The other district turned primarily on how closely the Justices should inspect the record. As to both districts, the liberals suggested they shouldn't look too closely at the record (except for clear error). It is difficult to believe the liberal members will proceed consistent with this opinion regarding clear error if a lower court doesn't find unconstitutional racial consideration. That was the real focus of Alito's rebuke and Kagan mockingly derided his reliance on the record in footnote 6.

What has not been remarked upon -- and I am doing so for the first time here -- was Kagan's very ironic reference to "Inherit the Wind" in footnote 6. She proposed that Alito's reliance on the state's star witness's testimony is comparable to a retelling of the play "from the perspective of William Jennings Bryan." However, the play completely misrepresented the Scopes Monkey Trial and told it from the perspective of Clarence Darrow (if he lacked all scruples). Given the facts of the real case, I think a play told from the perspective of William Jennings Bryan would be far more enlightening and honest affair.

For Kagan, an educated person who chooses words carefully as a profession, was this deliberate?
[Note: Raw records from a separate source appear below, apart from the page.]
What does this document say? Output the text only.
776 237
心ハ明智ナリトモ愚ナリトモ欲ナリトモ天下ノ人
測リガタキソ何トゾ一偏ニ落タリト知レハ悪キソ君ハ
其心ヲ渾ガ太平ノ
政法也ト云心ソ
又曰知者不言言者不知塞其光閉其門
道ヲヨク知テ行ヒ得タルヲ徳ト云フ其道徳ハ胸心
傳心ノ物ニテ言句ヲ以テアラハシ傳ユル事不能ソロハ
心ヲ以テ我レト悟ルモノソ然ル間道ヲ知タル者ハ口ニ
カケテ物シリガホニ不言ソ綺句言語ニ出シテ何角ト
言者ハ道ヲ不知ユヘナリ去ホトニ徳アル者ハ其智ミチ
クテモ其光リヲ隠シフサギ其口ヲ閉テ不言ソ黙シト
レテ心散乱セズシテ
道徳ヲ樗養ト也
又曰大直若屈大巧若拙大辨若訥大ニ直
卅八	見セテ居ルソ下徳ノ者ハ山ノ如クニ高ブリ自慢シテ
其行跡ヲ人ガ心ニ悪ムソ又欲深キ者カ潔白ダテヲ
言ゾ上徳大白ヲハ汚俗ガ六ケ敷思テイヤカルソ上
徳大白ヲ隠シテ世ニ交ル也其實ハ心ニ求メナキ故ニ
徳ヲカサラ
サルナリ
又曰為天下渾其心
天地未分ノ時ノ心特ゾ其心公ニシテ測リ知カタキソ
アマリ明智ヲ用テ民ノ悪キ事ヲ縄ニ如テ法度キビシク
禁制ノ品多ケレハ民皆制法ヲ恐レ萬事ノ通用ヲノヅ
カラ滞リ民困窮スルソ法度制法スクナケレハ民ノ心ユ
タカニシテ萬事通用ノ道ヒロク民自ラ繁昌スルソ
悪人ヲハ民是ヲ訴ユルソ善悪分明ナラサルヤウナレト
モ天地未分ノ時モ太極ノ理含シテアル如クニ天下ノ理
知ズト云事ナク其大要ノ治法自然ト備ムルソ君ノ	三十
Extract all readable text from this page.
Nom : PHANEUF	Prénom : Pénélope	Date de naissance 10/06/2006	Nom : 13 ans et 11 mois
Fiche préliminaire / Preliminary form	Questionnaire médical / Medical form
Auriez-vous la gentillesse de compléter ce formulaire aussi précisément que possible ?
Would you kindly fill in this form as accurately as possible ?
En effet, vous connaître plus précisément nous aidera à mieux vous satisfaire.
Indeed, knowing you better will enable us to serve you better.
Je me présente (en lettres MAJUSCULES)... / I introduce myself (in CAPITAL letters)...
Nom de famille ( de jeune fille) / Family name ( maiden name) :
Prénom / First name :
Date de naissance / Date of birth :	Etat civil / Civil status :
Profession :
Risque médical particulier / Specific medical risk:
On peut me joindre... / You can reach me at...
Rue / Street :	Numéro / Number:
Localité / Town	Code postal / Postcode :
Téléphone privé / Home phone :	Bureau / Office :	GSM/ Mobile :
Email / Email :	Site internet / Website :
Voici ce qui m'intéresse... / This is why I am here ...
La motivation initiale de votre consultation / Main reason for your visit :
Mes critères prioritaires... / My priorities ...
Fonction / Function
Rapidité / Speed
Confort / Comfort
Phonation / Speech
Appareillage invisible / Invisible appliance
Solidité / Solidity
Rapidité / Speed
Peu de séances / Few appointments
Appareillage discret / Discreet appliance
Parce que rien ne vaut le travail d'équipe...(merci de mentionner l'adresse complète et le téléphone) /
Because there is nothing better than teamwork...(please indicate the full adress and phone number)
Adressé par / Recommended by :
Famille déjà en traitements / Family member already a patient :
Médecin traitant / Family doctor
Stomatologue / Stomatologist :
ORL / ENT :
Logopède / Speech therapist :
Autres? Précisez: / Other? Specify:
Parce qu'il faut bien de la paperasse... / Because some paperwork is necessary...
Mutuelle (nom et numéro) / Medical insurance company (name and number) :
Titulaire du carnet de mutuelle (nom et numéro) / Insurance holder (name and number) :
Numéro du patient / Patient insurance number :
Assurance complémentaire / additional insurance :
Applying modest scrutiny to her chosen example supports Alito's argument so tremendously at least we should get some amusement from it.

Posted by: Crispian | May 24, 2017 11:51:36 AM

I am partisan, but it strikes me as a false equivalence to say the conservatives are equally partisan for wishing to adhere to a precedent which they did not agree to as the libs are for ignoring it when it suits them. In other words, the losing side has a right to switch to the prevailing view, while the prevailers don't have a right to switch. Because, precedent.